Sinkes research has also shown that people with allergies are more likely to have a lot more bacteria in their mouths than those with less allergies, and that some people with inflammatory bowel problems have a lower percentage of bacteria in these areas.

“I think the real value of this study is that it shows that bacteria can be found in both the mucosal and the oral environment,” he explains.

“It’s just a matter of how much of the mucosa they’re in.”

Sinkings research has found that in people whose mouths were contaminated with fecal material, bacteria were also found.

So Siegel thinks that it’s important for people to learn about the types of bacteria and to get tested to see if they have any.

“If you have an allergy, you can have an allergic reaction to any bacteria that you’re exposed to,” Sinker says.

But he also notes that the research also found an association between a person’s mouth bacteria and their risk of getting a chronic illness, including obesity and diabetes.

“When you look at the body of research, the bacteria that we found in mouth and mucous are a little bit less likely to cause these conditions,” Sankinsays.

“And it may be a good thing that they’re found in our mouth because we don’t have a way to control them.”

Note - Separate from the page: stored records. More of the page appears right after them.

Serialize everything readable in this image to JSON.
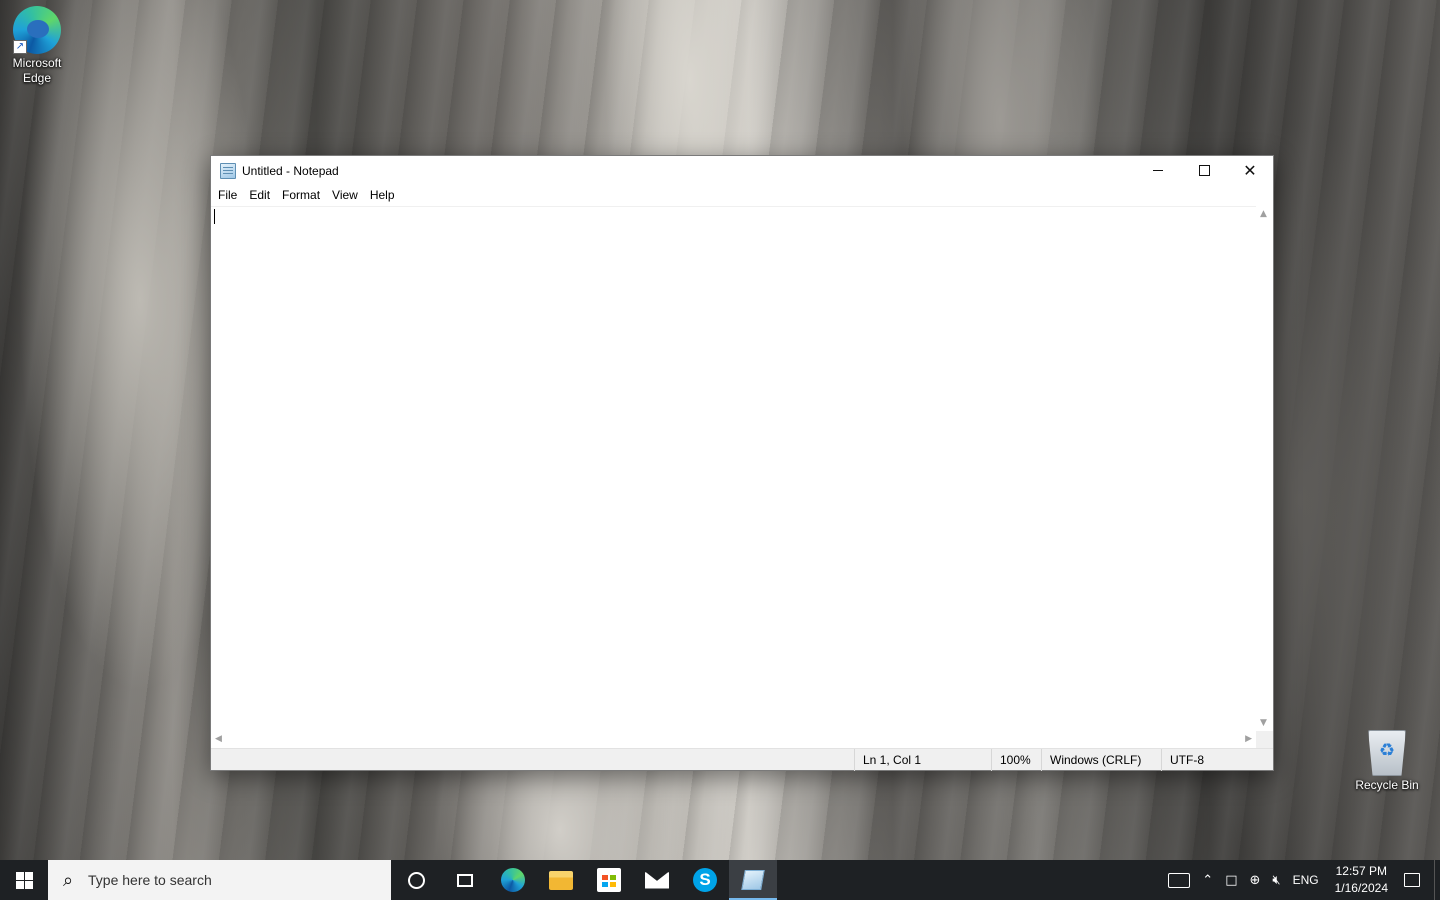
{
  "desktop": {
    "icons": [
      {
        "label_line1": "Microsoft",
        "label_line2": "Edge",
        "icon": "edge-icon"
      },
      {
        "label": "Recycle Bin",
        "icon": "recycle-bin-icon"
      }
    ]
  },
  "notepad": {
    "title": "Untitled - Notepad",
    "menu": [
      "File",
      "Edit",
      "Format",
      "View",
      "Help"
    ],
    "content": "",
    "status": {
      "position": "Ln 1, Col 1",
      "zoom": "100%",
      "line_ending": "Windows (CRLF)",
      "encoding": "UTF-8"
    },
    "controls": {
      "minimize": "minimize-icon",
      "maximize": "maximize-icon",
      "close": "close-icon"
    }
  },
  "taskbar": {
    "search_placeholder": "Type here to search",
    "pinned": [
      "cortana",
      "task-view",
      "microsoft-edge",
      "file-explorer",
      "microsoft-store",
      "mail",
      "skype",
      "notepad"
    ],
    "active_app": "notepad",
    "tray": {
      "language": "ENG",
      "time": "12:57 PM",
      "date": "1/16/2024"
    }
  },
  "colors": {
    "taskbar": "#1e2124",
    "active_indicator": "#76b9ed",
    "statusbar": "#f0f0f0"
  }
}
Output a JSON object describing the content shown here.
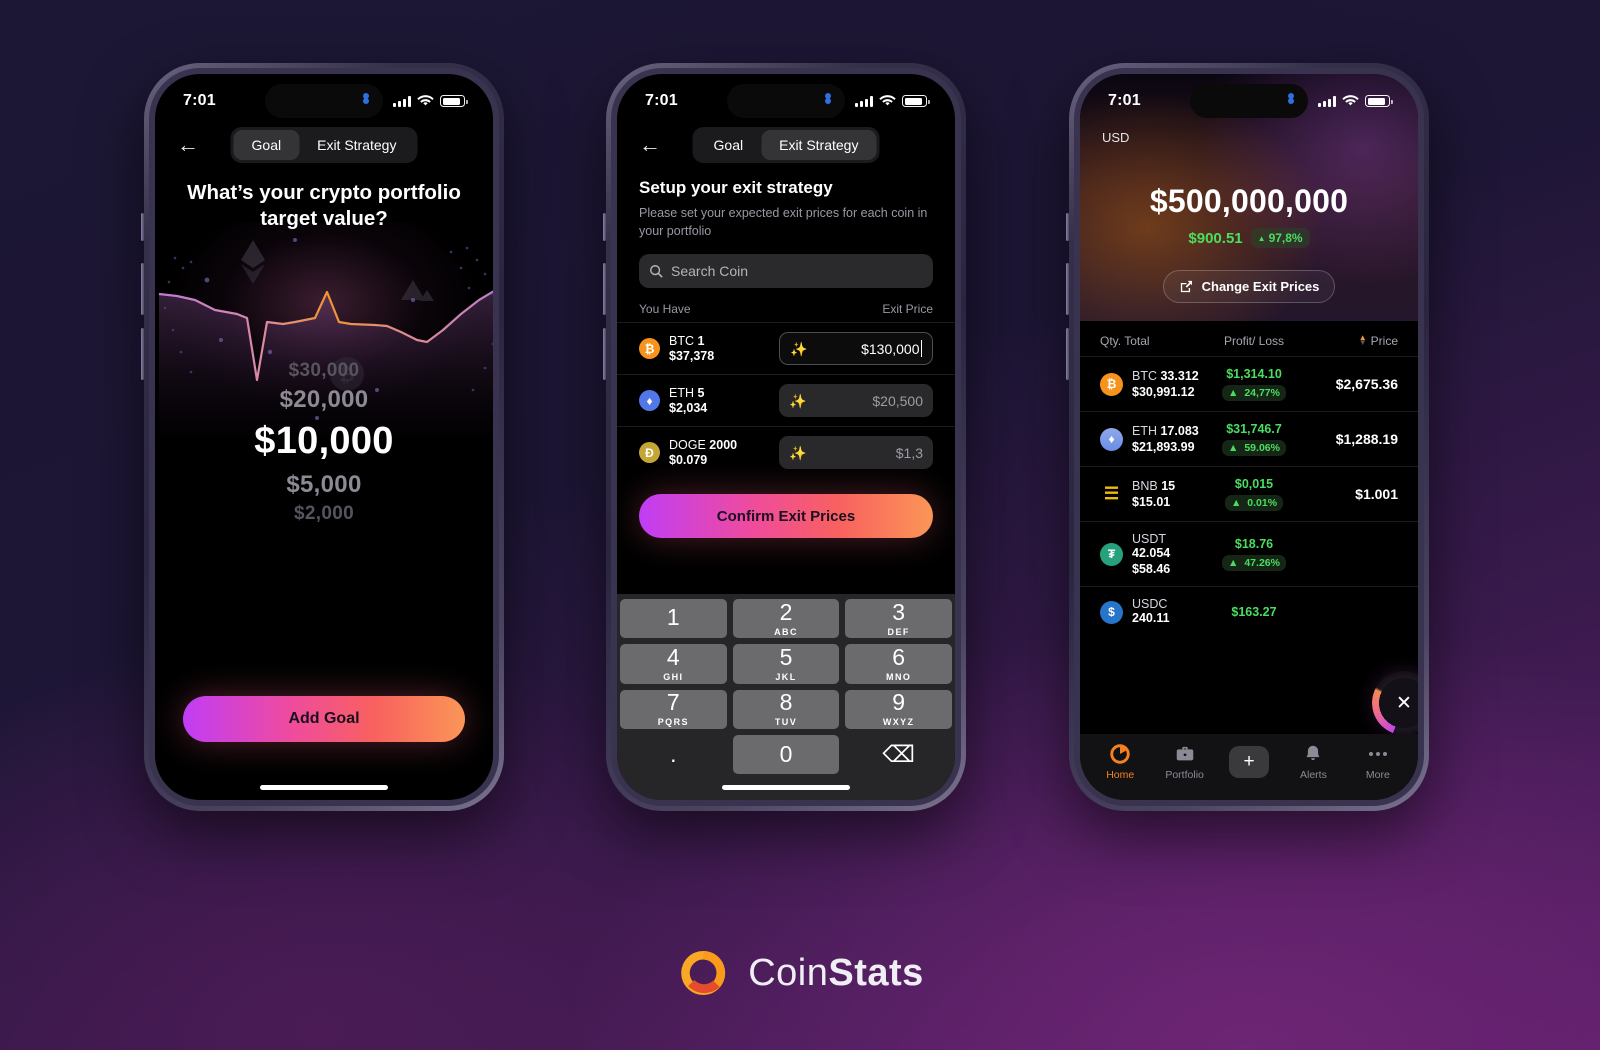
{
  "background": {
    "from": "#1c1734",
    "to": "#5d1f6b"
  },
  "brand": {
    "name_light": "Coin",
    "name_bold": "Stats",
    "logo_icon": "coinstats-donut-logo"
  },
  "status_bar": {
    "time": "7:01",
    "signal_icon": "cellular-bars-icon",
    "wifi_icon": "wifi-icon",
    "battery_icon": "battery-icon"
  },
  "phone1": {
    "back_icon": "back-arrow-icon",
    "tabs": [
      {
        "label": "Goal",
        "active": true
      },
      {
        "label": "Exit Strategy",
        "active": false
      }
    ],
    "title": "What’s your crypto portfolio target value?",
    "art_icons": [
      "ethereum-glyph",
      "bitcoin-glyph",
      "avalanche-glyph"
    ],
    "picker": {
      "far_above": "$30,000",
      "near_above": "$20,000",
      "selected": "$10,000",
      "near_below": "$5,000",
      "far_below": "$2,000"
    },
    "cta_label": "Add Goal"
  },
  "phone2": {
    "back_icon": "back-arrow-icon",
    "tabs": [
      {
        "label": "Goal",
        "active": false
      },
      {
        "label": "Exit Strategy",
        "active": true
      }
    ],
    "heading": "Setup your exit strategy",
    "subheading": "Please set your expected exit prices for each coin in your portfolio",
    "search": {
      "placeholder": "Search Coin",
      "value": "",
      "icon": "search-icon"
    },
    "columns": {
      "left": "You Have",
      "right": "Exit Price"
    },
    "coins": [
      {
        "icon": "bitcoin-icon",
        "icon_color": "#f7931a",
        "symbol": "BTC",
        "qty": "1",
        "price": "$37,378",
        "exit_price": "$130,000",
        "active": true
      },
      {
        "icon": "ethereum-icon",
        "icon_color": "#5277e8",
        "symbol": "ETH",
        "qty": "5",
        "price": "$2,034",
        "exit_price": "$20,500",
        "active": false
      },
      {
        "icon": "dogecoin-icon",
        "icon_color": "#c3a634",
        "symbol": "DOGE",
        "qty": "2000",
        "price": "$0.079",
        "exit_price": "$1,3",
        "active": false
      }
    ],
    "confirm_label": "Confirm Exit Prices",
    "keypad": [
      {
        "num": "1",
        "abc": ""
      },
      {
        "num": "2",
        "abc": "ABC"
      },
      {
        "num": "3",
        "abc": "DEF"
      },
      {
        "num": "4",
        "abc": "GHI"
      },
      {
        "num": "5",
        "abc": "JKL"
      },
      {
        "num": "6",
        "abc": "MNO"
      },
      {
        "num": "7",
        "abc": "PQRS"
      },
      {
        "num": "8",
        "abc": "TUV"
      },
      {
        "num": "9",
        "abc": "WXYZ"
      },
      {
        "num": ".",
        "abc": ""
      },
      {
        "num": "0",
        "abc": ""
      },
      {
        "num": "⌫",
        "abc": ""
      }
    ]
  },
  "phone3": {
    "currency": "USD",
    "total": "$500,000,000",
    "delta_amount": "$900.51",
    "delta_percent": "97,8%",
    "delta_arrow": "▲",
    "change_button": {
      "label": "Change Exit Prices",
      "icon": "edit-square-icon"
    },
    "table_headers": {
      "qty_total": "Qty. Total",
      "profit_loss": "Profit/ Loss",
      "price": "Price",
      "sort_icon": "sort-arrows-icon"
    },
    "rows": [
      {
        "icon": "bitcoin-icon",
        "icon_color": "#f7931a",
        "symbol": "BTC",
        "qty": "33.312",
        "total": "$30,991.12",
        "pl": "$1,314.10",
        "pl_pct": "24,77%",
        "price": "$2,675.36"
      },
      {
        "icon": "ethereum-icon",
        "icon_color": "#6b8de8",
        "symbol": "ETH",
        "qty": "17.083",
        "total": "$21,893.99",
        "pl": "$31,746.7",
        "pl_pct": "59.06%",
        "price": "$1,288.19"
      },
      {
        "icon": "bnb-icon",
        "icon_color": "#f0b90b",
        "symbol": "BNB",
        "qty": "15",
        "total": "$15.01",
        "pl": "$0,015",
        "pl_pct": "0.01%",
        "price": "$1.001"
      },
      {
        "icon": "tether-icon",
        "icon_color": "#26a17b",
        "symbol": "USDT",
        "qty": "42.054",
        "total": "$58.46",
        "pl": "$18.76",
        "pl_pct": "47.26%",
        "price": ""
      },
      {
        "icon": "usdc-icon",
        "icon_color": "#2775ca",
        "symbol": "USDC",
        "qty": "240.11",
        "total": "",
        "pl": "$163.27",
        "pl_pct": "",
        "price": ""
      }
    ],
    "fab": {
      "icon": "close-x-icon"
    },
    "tabbar": [
      {
        "label": "Home",
        "icon": "home-donut-icon",
        "active": true
      },
      {
        "label": "Portfolio",
        "icon": "briefcase-icon",
        "active": false
      },
      {
        "label": "",
        "icon": "plus-icon",
        "active": false
      },
      {
        "label": "Alerts",
        "icon": "bell-icon",
        "active": false
      },
      {
        "label": "More",
        "icon": "more-dots-icon",
        "active": false
      }
    ]
  }
}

What’s the best way to prevent foodborne illness?

Siegel believes that the most important thing people can do to help fight bacteria and infections in their bodies is to keep a close eye on what they eat and drink, as well as how often they have contact with people who are sick.

“To me, the most effective way to avoid infections is to eat less, especially if you’re sick,” he suggests.

And if you do have a problem with eating, you should limit the amount of processed foods you eat.

“Just like with brushing your teeth, washing your hands, you don’t need to be worried about your food,” Suckers says.

The study was published online in the journal PLOS ONE on January 6, 2017.